- Associated Press - Thursday, November 4, 2010

BAODING, China | The more he heard about the person accused of killing his 20-year-old daughter in a drunken hit-and-run, the more terrified Chen Guangqian became.

The suspect’s father is a high-ranking police officer. In a country where fear of the police runs high, the 49-year-old farmer decided there was no point in fighting.

“I’m just a peasant,” he said in an interview. “If it’s unfair, let it be.”

But an angry public overruled him. The hit-and-run last month has crystallized popular outrage at China’s powerful elite and the arrogance of some children of money and power.

“My father is Li Gang!” the driver reportedly shouted when a crowd stopped his car, referring to the deputy chief of the local district police.

Artwork in China says, "My father is Li Gang," a high-ranking police officer. A drunken hit-and-run driver reportedly yelled that at witnesses who stopped his car. (Associated Press)
Artwork in China says, “My father is Li Gang,” a high-ranking police ... more >

The comment, which was reported in the media, exploded on the Internet, becoming the country’s newest catchphrase. An online contest challenged people to work “My father is Li Gang” into classical poetry.

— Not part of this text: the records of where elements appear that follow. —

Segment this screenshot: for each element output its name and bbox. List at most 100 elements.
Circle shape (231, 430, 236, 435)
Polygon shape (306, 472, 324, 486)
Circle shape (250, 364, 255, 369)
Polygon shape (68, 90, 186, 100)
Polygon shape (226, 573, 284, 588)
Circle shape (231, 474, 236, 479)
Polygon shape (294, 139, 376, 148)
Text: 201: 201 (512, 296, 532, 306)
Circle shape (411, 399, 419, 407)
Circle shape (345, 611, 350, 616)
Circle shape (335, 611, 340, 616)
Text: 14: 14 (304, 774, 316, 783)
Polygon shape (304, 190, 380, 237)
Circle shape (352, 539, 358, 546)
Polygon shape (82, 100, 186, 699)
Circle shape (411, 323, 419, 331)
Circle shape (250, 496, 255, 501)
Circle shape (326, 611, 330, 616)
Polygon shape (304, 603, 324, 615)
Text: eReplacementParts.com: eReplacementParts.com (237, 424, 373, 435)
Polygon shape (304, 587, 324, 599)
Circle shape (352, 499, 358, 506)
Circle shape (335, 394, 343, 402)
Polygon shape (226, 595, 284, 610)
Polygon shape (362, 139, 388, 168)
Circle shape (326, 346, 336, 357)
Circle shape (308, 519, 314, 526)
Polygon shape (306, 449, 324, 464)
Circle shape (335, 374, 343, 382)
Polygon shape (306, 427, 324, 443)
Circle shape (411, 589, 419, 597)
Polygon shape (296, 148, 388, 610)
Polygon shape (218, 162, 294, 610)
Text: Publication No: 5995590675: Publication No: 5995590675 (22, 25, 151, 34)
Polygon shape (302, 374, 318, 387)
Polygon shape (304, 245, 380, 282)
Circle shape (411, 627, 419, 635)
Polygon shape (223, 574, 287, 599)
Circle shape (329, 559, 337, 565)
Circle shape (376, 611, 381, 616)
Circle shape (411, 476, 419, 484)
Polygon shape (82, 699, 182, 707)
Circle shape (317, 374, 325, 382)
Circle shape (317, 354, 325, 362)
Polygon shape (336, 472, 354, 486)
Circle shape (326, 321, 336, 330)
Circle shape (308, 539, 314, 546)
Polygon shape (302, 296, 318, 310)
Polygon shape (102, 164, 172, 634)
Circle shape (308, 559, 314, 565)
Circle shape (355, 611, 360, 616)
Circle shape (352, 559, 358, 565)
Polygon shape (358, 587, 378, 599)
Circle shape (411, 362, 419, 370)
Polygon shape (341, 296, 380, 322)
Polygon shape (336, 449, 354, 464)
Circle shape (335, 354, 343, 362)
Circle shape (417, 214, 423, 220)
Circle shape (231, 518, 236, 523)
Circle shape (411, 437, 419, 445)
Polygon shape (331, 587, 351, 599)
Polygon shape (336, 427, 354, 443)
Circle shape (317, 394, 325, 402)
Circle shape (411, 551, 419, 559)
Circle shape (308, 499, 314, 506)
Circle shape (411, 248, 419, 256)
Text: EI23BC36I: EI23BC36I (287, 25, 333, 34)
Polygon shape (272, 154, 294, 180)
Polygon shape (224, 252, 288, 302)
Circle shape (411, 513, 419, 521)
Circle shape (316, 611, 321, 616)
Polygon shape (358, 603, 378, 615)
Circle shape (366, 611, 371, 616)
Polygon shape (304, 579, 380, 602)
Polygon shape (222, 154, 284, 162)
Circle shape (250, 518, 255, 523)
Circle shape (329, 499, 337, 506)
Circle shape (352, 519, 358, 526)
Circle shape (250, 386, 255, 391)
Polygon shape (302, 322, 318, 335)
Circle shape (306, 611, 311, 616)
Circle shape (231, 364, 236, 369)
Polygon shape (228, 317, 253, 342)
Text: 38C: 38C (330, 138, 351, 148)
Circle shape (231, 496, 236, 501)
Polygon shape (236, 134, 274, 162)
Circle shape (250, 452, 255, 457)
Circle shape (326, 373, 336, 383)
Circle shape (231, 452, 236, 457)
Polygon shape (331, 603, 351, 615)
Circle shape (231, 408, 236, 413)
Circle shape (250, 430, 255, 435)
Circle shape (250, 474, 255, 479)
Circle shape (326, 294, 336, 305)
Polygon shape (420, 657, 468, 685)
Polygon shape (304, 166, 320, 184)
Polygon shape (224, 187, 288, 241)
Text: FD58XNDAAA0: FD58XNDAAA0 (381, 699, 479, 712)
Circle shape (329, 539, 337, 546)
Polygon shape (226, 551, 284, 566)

One artist used the phrase as the centerpiece of a towering art installation.

On the night of Oct. 16, a car struck first-year student Chen Xiaofeng on a Hebei University campus. Li Qiming, 22, is accused of driving under the influence of alcohol, hitting Miss Chen and driving away.

Six days later, state broadcaster China Central Television (CCTV) aired an unusual pair of interviews with Mr. Li and his father. Both of them wept and apologized. The senior police officer bowed in front of the camera for half a minute, until the reporter helped him up.

“I will not shield my child,” the elder Mr. Li said.

Zhang Kai, a Beijing-based human rights lawyer who has taken up the Chen case, questioned the motive behind the interviews and whether Deputy Chief Li Gang used his influence to make them happen.

On his blog, Mr. Zhang also asked how CCTV, as the broadcaster is known, was able to interview the son, saying Chinese law allows only police, prosecutors, legal workers and lawyers to enter a detention center.

Chen Guangqian, the victim’s father, has not been interviewed by CCTV.

“CCTV only cares about the upper class and not us victims,” Mr. Chen said. “If they found and talked to Li Gang, then they should have found and talked to me, too.”

Many in China are cowed by police power, and no witnesses have come forward in response to a plea from Mr. Zhang, even though photos show dozens at the scene.

“Nobody dares speak out” except on the Internet, the lawyer said.